Quand le ministre fait la leçon aux parents d’élèves 

Le 12 février 2026, le ministre de l’Éducation nationale, Édouard Geffray, adressait une lettre à l’ensemble des parents d’élèves, visant à renforcer leur implication dans la prévention, la détection et la lutte contre la violence sous toutes ses formes.

Ce geste de communication intervient dans un climat de crise marqué par des actes de violence d’élèves à l’égard de personnels.

Si elle se veut un appel à l’unité, le ton et la structure de cette lettre révèlent un changement profond dans la conception du lien entre l’École et les familles.

Le ministre pointe la responsabilité des parents dans la violence : « Il en va de même de ses parents ». Le ton est celui du rappel aux responsabilités, supposément défaillantes : « Nous avons donc besoin de vous. Besoin que vous parliez… pour leur rappeler et leur faire respecter ces règles ». Il semble que la lettre mette en scène, pour le destinataire inquiet des violences, un destinataire prétexte : le parent source potentielle de désordre.

Par ailleurs, bien que la lettre mentionne l’engagement des parents élus, elle semble s’éloigner de l’esprit de co-éducation (construction partagée de l’acte éducatif) pour se limiter à une demande de coopération fonctionnelle. Ainsi, le ministre définit l’École comme un lieu devant être « à l’abri de toute pression ». Cette vision de « sanctuaire” suggère que l’influence extérieure (familiale ou sociale) est perçue comme une menace dont il faut se protéger.

 Plutôt que de construire un pont, le ministre demande aux parents d’affirmer « l’autorité de l’École » au sein même du cercle familial. La co-éducation est ici présentée comme une courroie de transmission : le parent doit valider le message de l’institution pour qu’elle puisse fonctionner.

La nature même de l’enseignement a glissé d’une mission morale vers une mission de protection sécuritaire. Jules Ferry parlait de transmettre une « bonne et antique morale » pour élever le niveau des mœurs par la « puissance persuasive » du maître.
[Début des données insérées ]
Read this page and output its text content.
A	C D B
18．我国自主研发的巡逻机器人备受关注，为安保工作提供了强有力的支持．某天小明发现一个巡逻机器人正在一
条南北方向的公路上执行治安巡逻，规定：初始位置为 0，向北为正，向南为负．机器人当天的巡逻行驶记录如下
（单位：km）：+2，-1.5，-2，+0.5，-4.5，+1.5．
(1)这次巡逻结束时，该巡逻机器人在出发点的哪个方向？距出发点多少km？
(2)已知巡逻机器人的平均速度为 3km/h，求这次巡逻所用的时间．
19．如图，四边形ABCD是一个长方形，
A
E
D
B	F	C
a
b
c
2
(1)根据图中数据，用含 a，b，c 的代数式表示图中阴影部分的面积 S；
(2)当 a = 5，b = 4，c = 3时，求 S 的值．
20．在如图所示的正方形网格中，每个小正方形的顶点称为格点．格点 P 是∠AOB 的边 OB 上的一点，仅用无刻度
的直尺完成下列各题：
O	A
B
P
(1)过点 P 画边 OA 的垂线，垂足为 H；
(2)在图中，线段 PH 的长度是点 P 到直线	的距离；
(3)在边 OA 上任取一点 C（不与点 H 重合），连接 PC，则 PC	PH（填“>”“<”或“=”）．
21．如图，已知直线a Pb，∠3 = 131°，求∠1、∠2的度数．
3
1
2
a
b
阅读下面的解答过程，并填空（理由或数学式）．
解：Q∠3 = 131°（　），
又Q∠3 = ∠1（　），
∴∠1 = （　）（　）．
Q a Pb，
Edouard Geffray s’appuie sur la Loi et la sécurité. Le spectre de la violence (armes blanches, insultes) occupe une place centrale. L’École de 2026 ne cherche plus seulement à faire des « honnêtes gens » (Jules Ferry), mais à assurer la sécurité physique des personnels et des élèves face à un environnement perçu comme hostile.

Pour un historien, cette lettre fera date et marque une rupture.

La lettre de 2026 témoigne d’une institution en état de légitime défense. En demandant aux parents de se mobiliser pour « préserver ce qui nous unit », elle acte une rupture : l’École ne peut plus transformer la société seule. Cependant, en se limitant à demander aux parents d’être les garants de l’autorité de l’institution chez eux, elle risque de transformer la co-éducation en une simple demande de discipline domestique, loin de la complicité éducative que Jules Ferry tentait d’instaurer pour gagner la confiance des familles.